Немец давил. Уже налетали самолёты и бомбили Наро-Фоминск и пригороды. И в госпитале, среди медперсонала, ходили такие разговоры, что, возможно, со дня на день придётся эвакуироваться. Потом, спустя какое-то время, разговоры затихли. Немца остановили. Но, как потом оказалось, ненадолго.
– Что, солдат, о доме, поди, подумываешь? – спросила его в другой раз Маковицкая.
– Как не думать, товарищ капитан? Дом-то под немцем остался. Живы ли мои? Чем кормятся? Не знаю. Вот подлечусь и воевать надо идти, выручать семью.
– Сколько же тебе лет? – прищурилась она, испытывая старшину пристальным взглядом своих тёмных, как прудовая вода, глаз, в которых таилась какая-то глубокая, неизбывная то ли печаль, то ли, горше того, тоска.
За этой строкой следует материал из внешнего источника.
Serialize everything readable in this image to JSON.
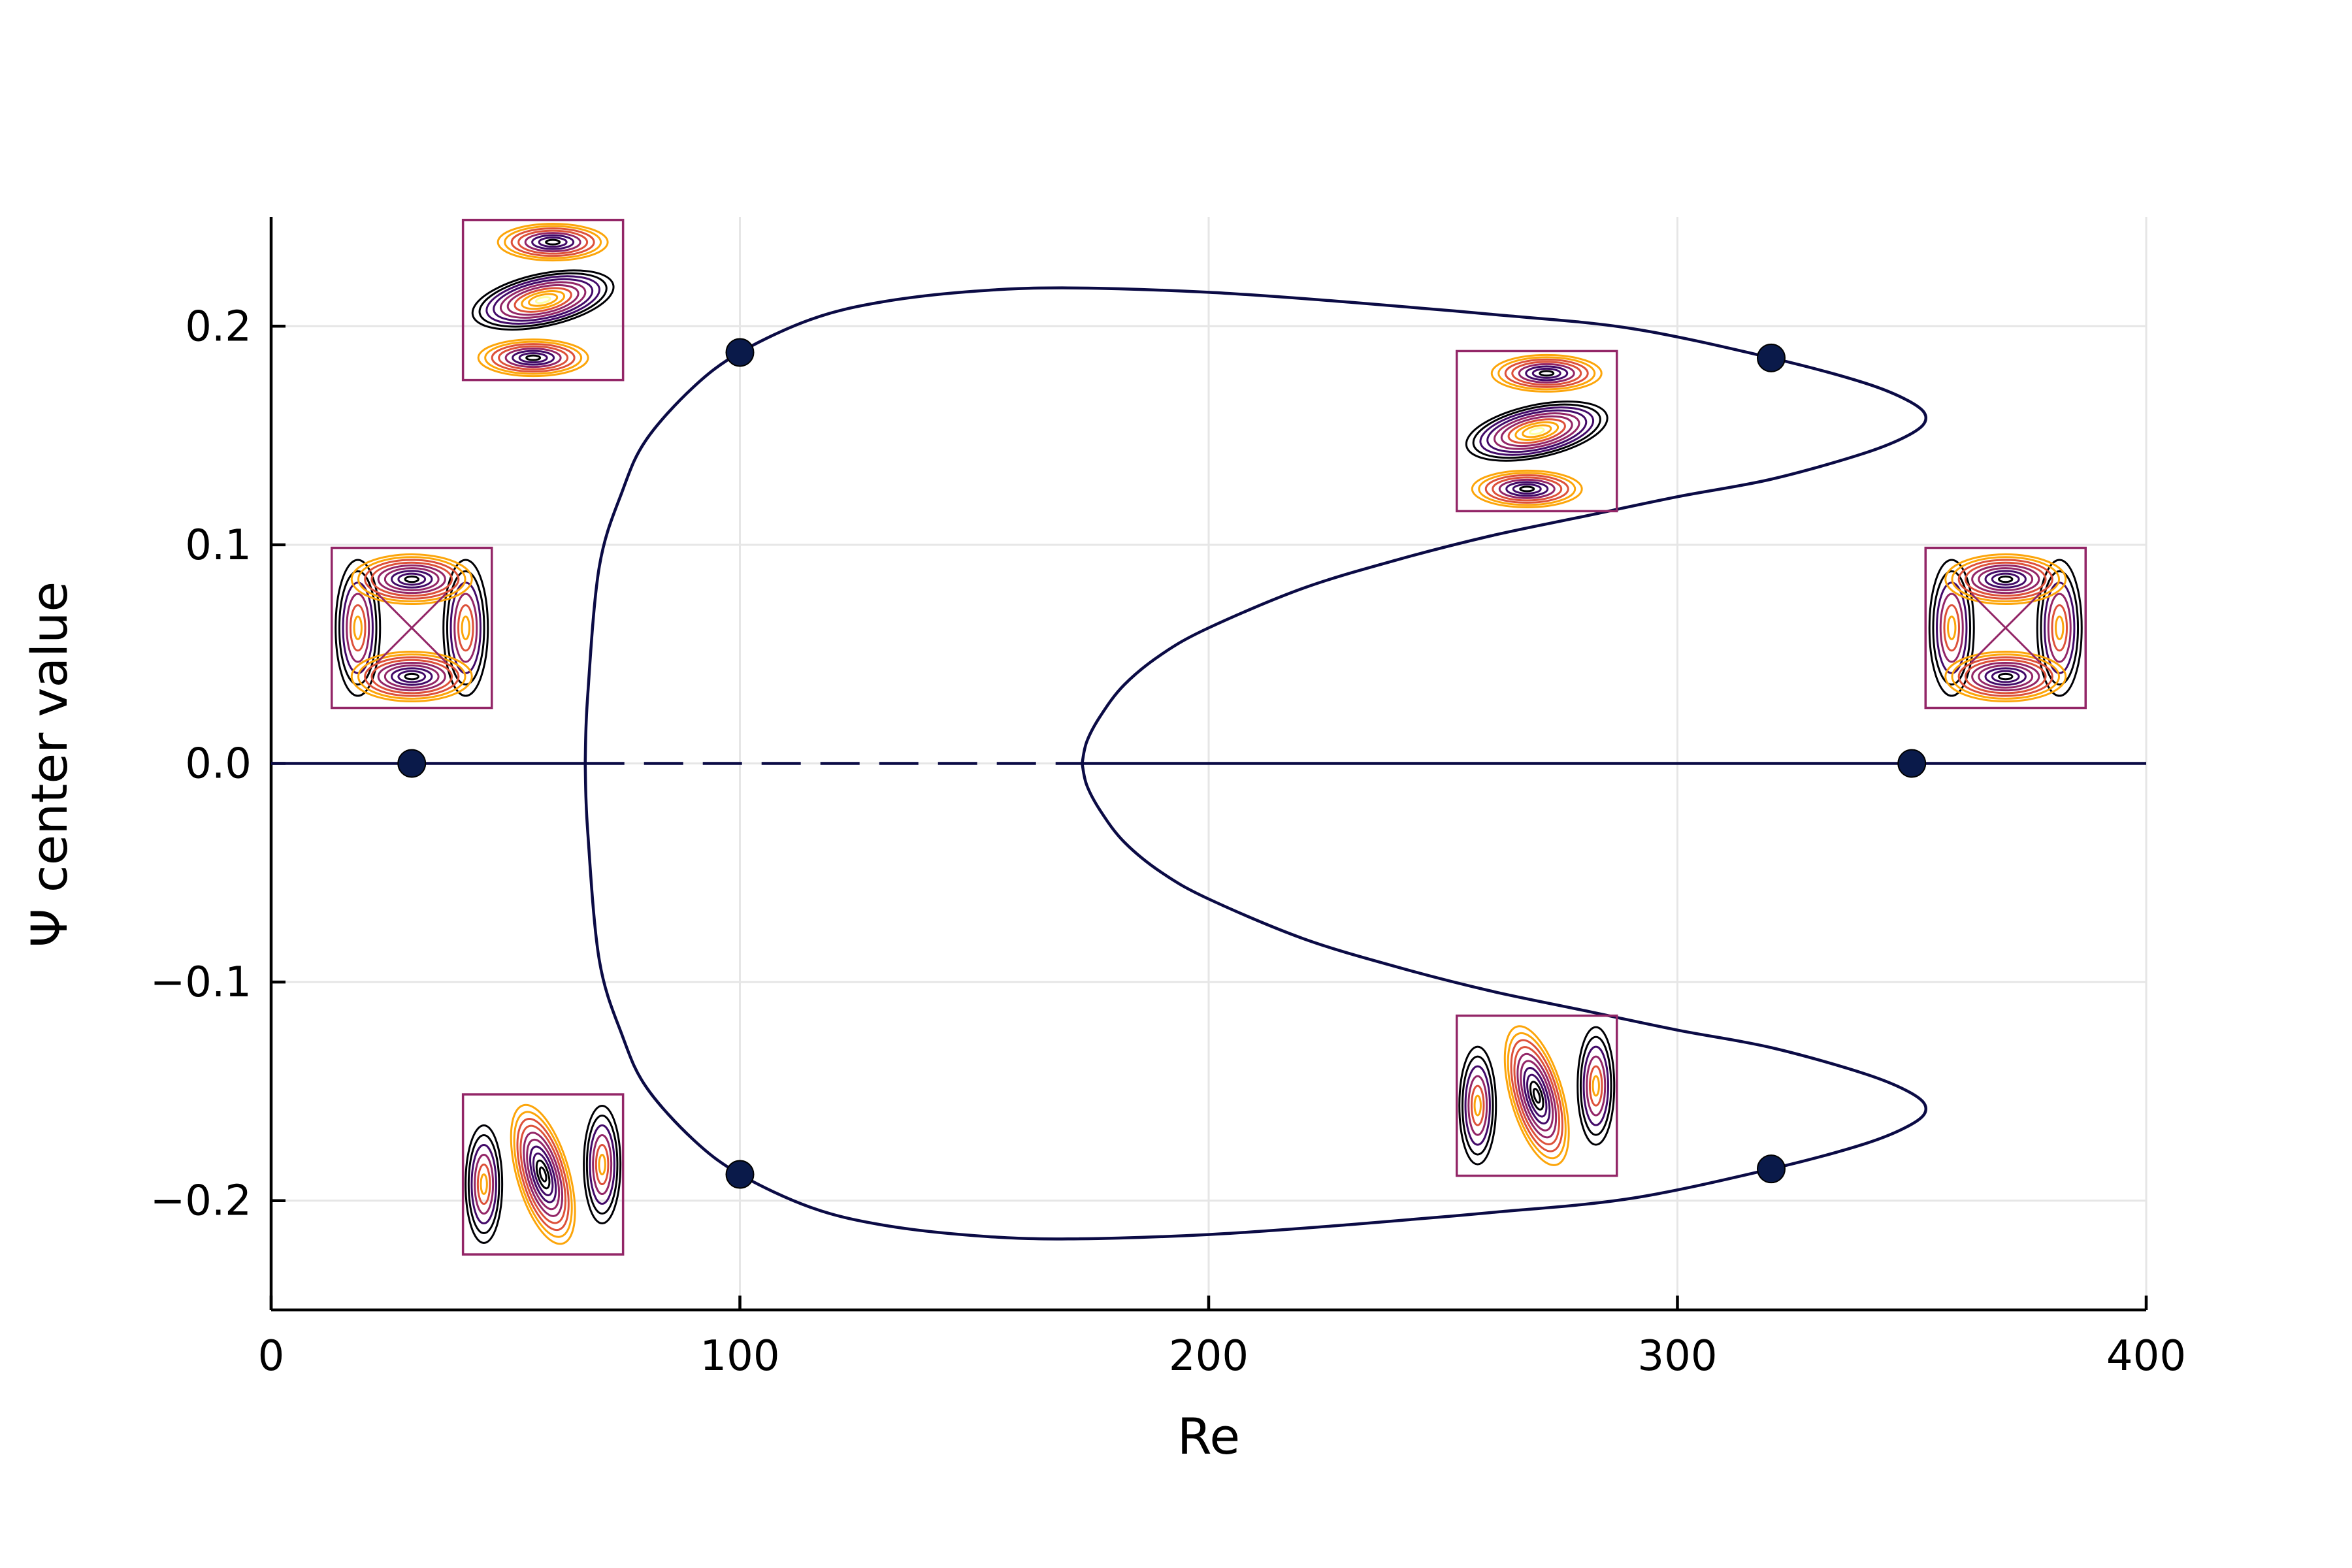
{
  "chart_data": {
    "type": "line",
    "title": "",
    "xlabel": "Re",
    "ylabel": "Ψ center value",
    "xlim": [
      0,
      400
    ],
    "ylim": [
      -0.25,
      0.25
    ],
    "xticks": [
      0,
      100,
      200,
      300,
      400
    ],
    "xtick_labels": [
      "0",
      "100",
      "200",
      "300",
      "400"
    ],
    "yticks": [
      0.2,
      0.1,
      0.0,
      -0.1,
      -0.2
    ],
    "ytick_labels": [
      "0.2",
      "0.1",
      "0.0",
      "−0.1",
      "−0.2"
    ],
    "grid": true,
    "legend": "none",
    "colors": {
      "curve": "#0b0b45",
      "marker": "#0a1a4a",
      "grid": "#e6e6e6",
      "axis": "#000000",
      "inferno_low": "#000004",
      "inferno_dark": "#420a68",
      "inferno_mid": "#932667",
      "inferno_orange": "#dd513a",
      "inferno_amber": "#fca50a",
      "inferno_high": "#fcffa4"
    },
    "series": [
      {
        "style": "solid",
        "x": [
          0,
          67
        ],
        "y": [
          0,
          0
        ]
      },
      {
        "style": "dashed",
        "x": [
          67,
          173
        ],
        "y": [
          0,
          0
        ]
      },
      {
        "style": "solid",
        "x": [
          173,
          400
        ],
        "y": [
          0,
          0
        ]
      },
      {
        "style": "solid",
        "x": [
          67,
          67.5,
          70,
          75,
          80,
          90,
          100,
          115,
          130,
          150,
          170,
          200,
          230,
          260,
          290,
          320,
          340,
          350,
          353,
          350,
          340,
          320,
          300,
          280,
          260,
          240,
          220,
          200,
          190,
          182,
          177,
          174,
          173
        ],
        "y": [
          0,
          0.03,
          0.09,
          0.125,
          0.148,
          0.172,
          0.188,
          0.203,
          0.211,
          0.216,
          0.2175,
          0.2155,
          0.211,
          0.2055,
          0.199,
          0.1855,
          0.174,
          0.165,
          0.158,
          0.151,
          0.142,
          0.13,
          0.122,
          0.113,
          0.104,
          0.093,
          0.08,
          0.062,
          0.05,
          0.036,
          0.022,
          0.01,
          0
        ]
      },
      {
        "style": "solid",
        "x": [
          67,
          67.5,
          70,
          75,
          80,
          90,
          100,
          115,
          130,
          150,
          170,
          200,
          230,
          260,
          290,
          320,
          340,
          350,
          353,
          350,
          340,
          320,
          300,
          280,
          260,
          240,
          220,
          200,
          190,
          182,
          177,
          174,
          173
        ],
        "y": [
          0,
          -0.03,
          -0.09,
          -0.125,
          -0.148,
          -0.172,
          -0.188,
          -0.203,
          -0.211,
          -0.216,
          -0.2175,
          -0.2155,
          -0.211,
          -0.2055,
          -0.199,
          -0.1855,
          -0.174,
          -0.165,
          -0.158,
          -0.151,
          -0.142,
          -0.13,
          -0.122,
          -0.113,
          -0.104,
          -0.093,
          -0.08,
          -0.062,
          -0.05,
          -0.036,
          -0.022,
          -0.01,
          0
        ]
      }
    ],
    "markers": {
      "x": [
        30,
        100,
        100,
        320,
        320,
        350
      ],
      "y": [
        0,
        0.188,
        -0.188,
        0.1855,
        -0.1855,
        0
      ]
    },
    "contour_insets": [
      {
        "pattern": "symmetric",
        "x": 30,
        "y": 0.062
      },
      {
        "pattern": "tilted-positive",
        "x": 58,
        "y": 0.212
      },
      {
        "pattern": "tilted-negative",
        "x": 58,
        "y": -0.188
      },
      {
        "pattern": "tilted-positive",
        "x": 270,
        "y": 0.152
      },
      {
        "pattern": "tilted-negative",
        "x": 270,
        "y": -0.152
      },
      {
        "pattern": "symmetric",
        "x": 370,
        "y": 0.062
      }
    ]
  }
}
– Э, товарищ капитан, мои годы, может, и постарее ваших, да только вам обо мне не по годам судить надобно, а по рёбрам, – засмеялся он.
Маковицкая тоже ответно засмеялась. А медсёстры переглянулись. Старшина же Нелюбин заметил, что хоть и засмеялась она, но глаза как были невеселы, так и не расцвело в них никакой радости. А душа-то человеческая вся в глазах, а не на устах. Уж это-то он знал. Хочешь узнать, что подчинённый уставом или обстоятельствами боец о тебе думает, когда ты ему что-то нужное внушаешь, посмотри ему в глаза.
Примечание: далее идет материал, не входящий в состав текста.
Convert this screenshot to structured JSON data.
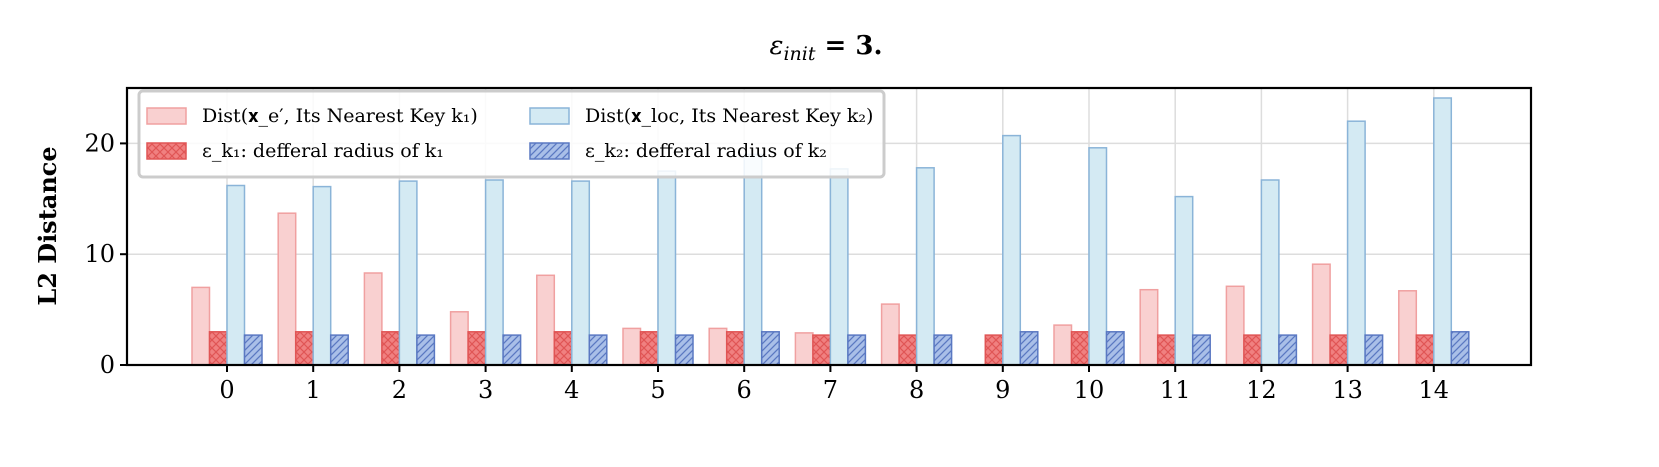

– А ну-ка, солдат, поясни, поясни, – заинтересовалась она, и морщинка на её лбу расправилась, исчезла. – По поводу рёбер.
– Да то и значит. Рёбра мои в целости?
– В целости. В одном только небольшая трещина, но она вполне благополучно затягивается. Организм крепкий, вот и зарастает всё быстро и без осложнений.
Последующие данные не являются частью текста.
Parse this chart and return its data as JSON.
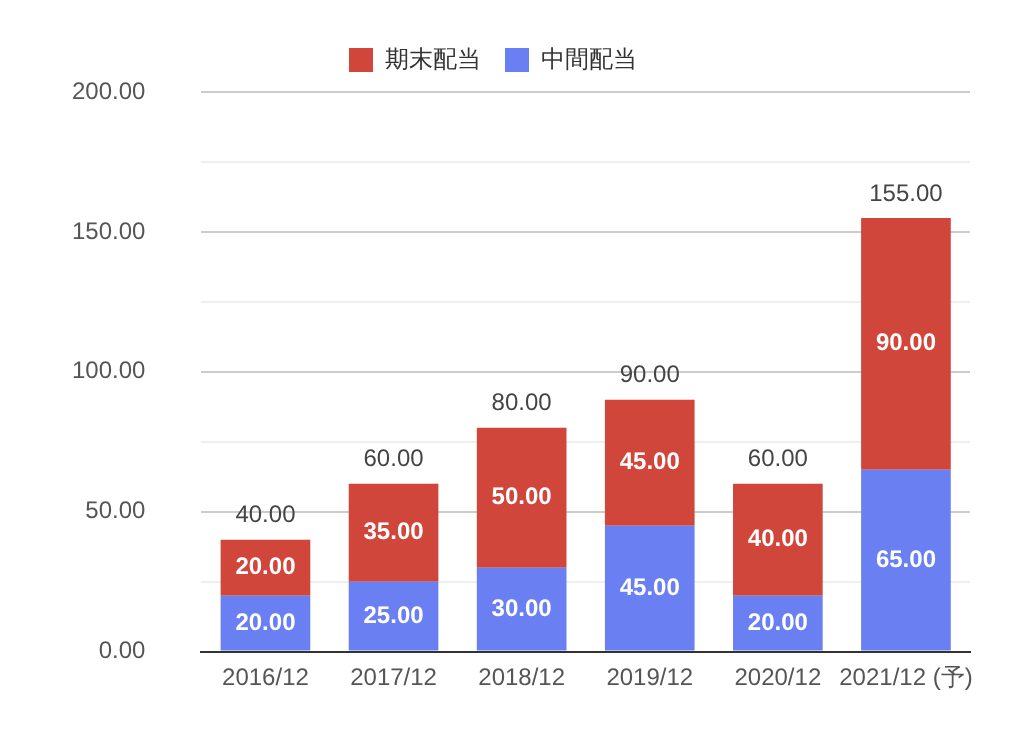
{
  "chart_data": {
    "type": "bar",
    "stacked": true,
    "legend": "top",
    "grid": "y",
    "categories": [
      "2016/12",
      "2017/12",
      "2018/12",
      "2019/12",
      "2020/12",
      "2021/12 (予)"
    ],
    "series": [
      {
        "name": "中間配当",
        "color": "#6a80f2",
        "values": [
          20,
          25,
          30,
          45,
          20,
          65
        ],
        "value_labels": [
          "20.00",
          "25.00",
          "30.00",
          "45.00",
          "20.00",
          "65.00"
        ]
      },
      {
        "name": "期末配当",
        "color": "#d0463b",
        "values": [
          20,
          35,
          50,
          45,
          40,
          90
        ],
        "value_labels": [
          "20.00",
          "35.00",
          "50.00",
          "45.00",
          "40.00",
          "90.00"
        ]
      }
    ],
    "totals": [
      "40.00",
      "60.00",
      "80.00",
      "90.00",
      "60.00",
      "155.00"
    ],
    "ylim": [
      0,
      200
    ],
    "yticks": [
      {
        "value": 0,
        "label": "0.00"
      },
      {
        "value": 25,
        "label": null
      },
      {
        "value": 50,
        "label": "50.00"
      },
      {
        "value": 75,
        "label": null
      },
      {
        "value": 100,
        "label": "100.00"
      },
      {
        "value": 125,
        "label": null
      },
      {
        "value": 150,
        "label": "150.00"
      },
      {
        "value": 175,
        "label": null
      },
      {
        "value": 200,
        "label": "200.00"
      }
    ]
  }
}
– Ну, так вот это ж и есть самое главное! Весеннюю корову, говорят, за хвост поднимают. А вы меня, товарищ капитан, заботой-то своей, да умением, да ручками своими добрыми, вот этими самыми, из могилы, можно сказать, подняли на свет божий. Дайте ж я эти самые ручки рас-це-лу-ю! Потому как боле мне вас отблагодарить нечем, – и старшина Нелюбин неожиданно ухватил руки Маковецкой и поцеловал их старательным мужским поцелуем – сперва одну, потом другую.
Она не отдёрнула рук. Все вокруг оцепенели. Не ожидали, что их ранбольной так расчувствуется. Молча, изумлённо смотрела на старшину и Маковицкая.
– Конечно, не по уставу я поступил. Вы уж простите. Да только на войне женщина хоть и в шинели, и при погонах, а всё одно – женщина. И то, что вы, милые мои, в мужицкую, солдатскую работу на этой войне впряглись и тащите её, так за это не только что руки вам надо целовать, а по гроб жизни на руках носить, – и старшина Нелюбин окинул взглядом всех собравшихся в перевязочной – и медсестёр, и санитарок – и, поклонившись им всем, вышел в палату.
Вечером, после смены, медсестра Таня с улыбкой заметила Маковицкой:
– Фаина Ростиславна! А этот наш старшина, с тремя-то пулями, хоть и Нелюбин, а настоящий поэт! И, похоже, что произвёл на вас впечатление.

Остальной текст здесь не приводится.